Марлен развернул карту.
— Это по дороге в Карловы Вары?
— Сразу за ними. Километров пятнадцать. Вот так вот… И сюда. Часа за два доберемся.
— И устроим концерт по заявкам...
— По сути, первый концерт. Всё, что до него — так, репетиции…
— Ну, что, товарищи артисты? — Марлен сложил карту, и усмехнулся. — Пошумим?
— Выступим! — дуэтом сказали девушки. Бодро сказали. Хоть и отчаянно…
Вечер того же дня
Яхимов, замок Фредерштейн
Остановиться мы решили на руинах цитадели. Раньше это был замок, как замок — оборонял серебряные рудники. Шведам фортеция не понравилась, и они ее развалили, чтоб не мешала грабить.
Развалины, впрочем, выглядели весьма живописно, а уж вид на горы окрест и вовсе — лепота! Когда стемнело, мы разглядели огни Яхимова — городишко растянулся по узине долины, кое-где карабкаясь на уступы. Помпезный «Радиум Палас» сверкал со склона горы, представляясь королевским дворцом — Марлен как раз отъехал, чтобы понаблюдать за брошенным отелем.
Месторождение урана истощилось буквально четыре года назад, и Яхимов не поспевал вернуть славу курорта. Ну, и ладно. Меньше народу — больше кислороду.
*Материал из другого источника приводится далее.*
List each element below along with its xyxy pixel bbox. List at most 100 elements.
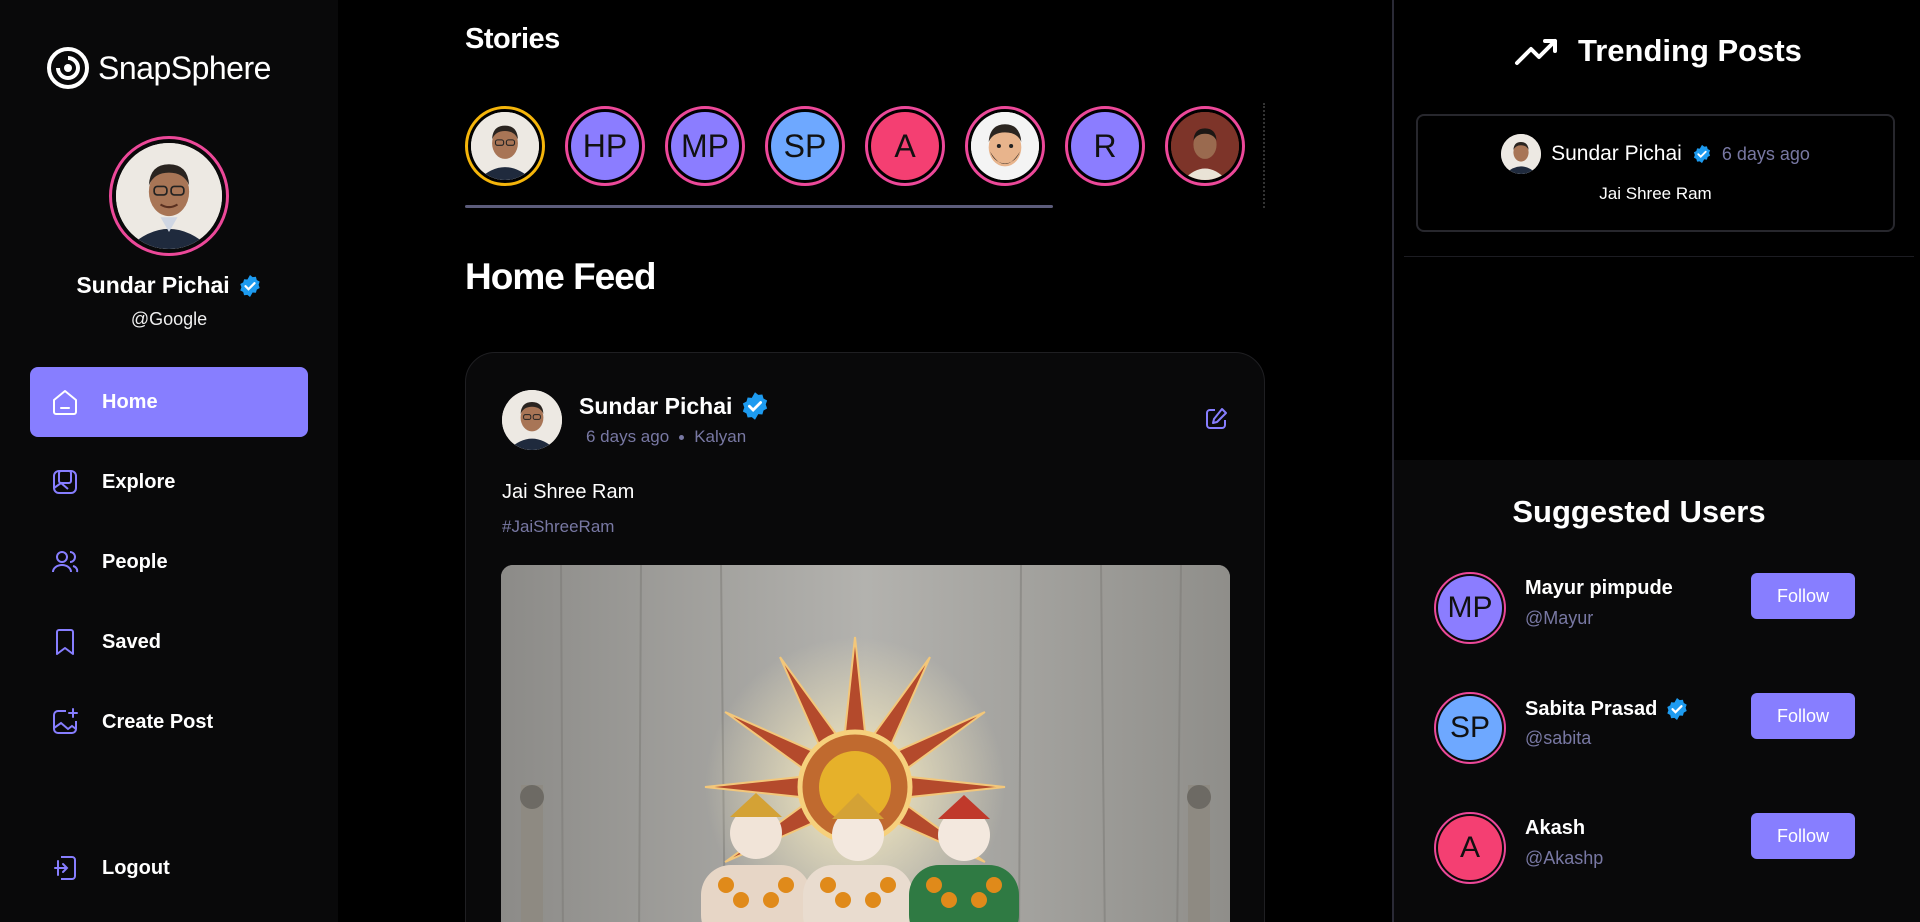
verified-badge-icon <box>1693 144 1710 164</box>
story-item[interactable]: HP <box>565 106 645 186</box>
person-photo-image <box>1171 112 1239 180</box>
verified-badge-icon <box>1667 698 1687 720</box>
suggested-users-panel: Suggested Users MP Mayur pimpude @Mayur … <box>1394 460 1920 922</box>
nav-label-saved: Saved <box>102 630 161 653</box>
person-avatar-image <box>502 390 562 450</box>
edit-icon[interactable] <box>1203 406 1229 432</box>
stories-edge-divider <box>1263 103 1265 208</box>
right-panel: Trending Posts Sundar Pichai 6 days ago … <box>1394 0 1920 922</box>
follow-button[interactable]: Follow <box>1751 813 1855 859</box>
app-root: SnapSphere Sundar Pichai @Google Home Ex… <box>0 0 1920 922</box>
main-content: Stories HP MP SP A R Home Feed Sundar Pi… <box>338 0 1392 922</box>
nav-label-people: People <box>102 550 168 573</box>
memoji-avatar-image <box>971 112 1039 180</box>
nav-item-people[interactable]: People <box>30 527 308 597</box>
suggested-user-handle: @Mayur <box>1525 608 1594 628</box>
person-avatar-image <box>1501 134 1542 174</box>
shrine-photo-image <box>501 565 1230 922</box>
avatar-initials: MP <box>1438 576 1502 640</box>
suggested-user-item: A Akash @Akashp Follow <box>1434 812 1884 884</box>
gallery-icon <box>53 470 77 494</box>
trending-post-card[interactable]: Sundar Pichai 6 days ago Jai Shree Ram <box>1416 114 1895 232</box>
stories-scrollbar[interactable] <box>465 205 1053 208</box>
trending-post-time: 6 days ago <box>1721 143 1810 164</box>
verified-badge-icon <box>743 392 768 420</box>
bookmark-icon <box>56 629 74 655</box>
home-feed-title: Home Feed <box>465 256 656 297</box>
story-initials: HP <box>571 112 639 180</box>
story-initials: SP <box>771 112 839 180</box>
trending-author-avatar[interactable] <box>1501 134 1542 174</box>
profile-name-row: Sundar Pichai <box>0 272 338 299</box>
nav-item-create-post[interactable]: Create Post <box>30 687 308 757</box>
story-initials: MP <box>671 112 739 180</box>
post-author-row: Sundar Pichai <box>579 391 770 421</box>
follow-button[interactable]: Follow <box>1751 573 1855 619</box>
suggested-user-avatar[interactable]: MP <box>1434 572 1506 644</box>
post-time: 6 days ago <box>586 427 670 446</box>
home-icon <box>53 390 77 415</box>
follow-button[interactable]: Follow <box>1751 693 1855 739</box>
trending-post-header: Sundar Pichai 6 days ago <box>1418 134 1893 174</box>
suggested-user-name-row: Sabita Prasad <box>1525 697 1689 721</box>
story-item[interactable]: SP <box>765 106 845 186</box>
post-meta: 6 days ago Kalyan <box>586 427 746 447</box>
suggested-user-name-row: Mayur pimpude <box>1525 577 1673 600</box>
suggested-user-handle: @Akashp <box>1525 848 1604 868</box>
app-name: SnapSphere <box>98 49 271 86</box>
nav-item-saved[interactable]: Saved <box>30 607 308 677</box>
suggested-user-item: MP Mayur pimpude @Mayur Follow <box>1434 572 1884 644</box>
suggested-user-name[interactable]: Akash <box>1525 817 1585 840</box>
logo-icon <box>47 47 89 89</box>
logout-icon <box>54 856 76 880</box>
app-logo[interactable]: SnapSphere <box>46 46 271 90</box>
story-item[interactable]: A <box>865 106 945 186</box>
story-item[interactable] <box>1165 106 1245 186</box>
profile-avatar[interactable] <box>109 136 229 256</box>
person-avatar-image <box>471 112 539 180</box>
post-card: Sundar Pichai 6 days ago Kalyan Jai Shre… <box>465 352 1265 922</box>
story-item[interactable] <box>965 106 1045 186</box>
stories-title: Stories <box>465 23 560 55</box>
suggested-user-name[interactable]: Mayur pimpude <box>1525 577 1673 600</box>
suggested-user-handle: @sabita <box>1525 728 1592 748</box>
profile-name: Sundar Pichai <box>76 272 230 298</box>
suggested-user-item: SP Sabita Prasad @sabita Follow <box>1434 692 1884 764</box>
story-initials: R <box>1071 112 1139 180</box>
story-item[interactable]: R <box>1065 106 1145 186</box>
nav-item-home[interactable]: Home <box>30 367 308 437</box>
trending-divider <box>1404 256 1914 258</box>
stories-list[interactable]: HP MP SP A R <box>465 106 1265 188</box>
nav-label-explore: Explore <box>102 470 176 493</box>
post-hashtag[interactable]: #JaiShreeRam <box>502 517 614 537</box>
avatar-initials: A <box>1438 816 1502 880</box>
logout-button[interactable]: Logout <box>30 833 308 903</box>
trending-header: Trending Posts <box>1514 33 1802 69</box>
story-own[interactable] <box>465 106 545 186</box>
trending-up-icon <box>1515 39 1557 65</box>
suggested-user-name-row: Akash <box>1525 817 1585 840</box>
suggested-user-name[interactable]: Sabita Prasad <box>1525 698 1657 721</box>
verified-badge-icon <box>239 274 260 297</box>
main-nav: Home Explore People Saved Create Post <box>30 367 308 767</box>
nav-label-create-post: Create Post <box>102 710 214 733</box>
logout-area: Logout <box>30 833 308 913</box>
avatar-initials: SP <box>1438 696 1502 760</box>
nav-item-explore[interactable]: Explore <box>30 447 308 517</box>
suggested-user-avatar[interactable]: A <box>1434 812 1506 884</box>
trending-title: Trending Posts <box>1578 33 1802 68</box>
post-location: Kalyan <box>694 427 747 446</box>
person-avatar-image <box>116 143 222 249</box>
people-icon <box>52 551 79 573</box>
profile-handle: @Google <box>130 309 208 329</box>
logout-label: Logout <box>102 856 170 879</box>
post-image[interactable] <box>501 565 1230 922</box>
nav-label-home: Home <box>102 390 158 413</box>
trending-author-name[interactable]: Sundar Pichai <box>1551 142 1682 166</box>
story-item[interactable]: MP <box>665 106 745 186</box>
post-author-avatar[interactable] <box>502 390 562 450</box>
post-caption: Jai Shree Ram <box>502 481 635 503</box>
post-author-name[interactable]: Sundar Pichai <box>579 393 732 420</box>
suggested-user-avatar[interactable]: SP <box>1434 692 1506 764</box>
suggested-users-title: Suggested Users <box>1512 494 1766 529</box>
— Будем стелиться? — неуверенно спросила Алена.
— Потихоньку, — улыбнулся я. — Сейчас веток нарублю…
Лагерь мы устроили возле обрушенной башни. Прочный свод уберегал от дождя, а щербатая каменная стена укрывала любой костер.
Три вороха еловых лап стали нам периной. Сверху я набросил новенький брезент, и разложил в рядок четыре спальника. Даже кочевая жизнь не отменяет удобств, хотя бы по минимуму.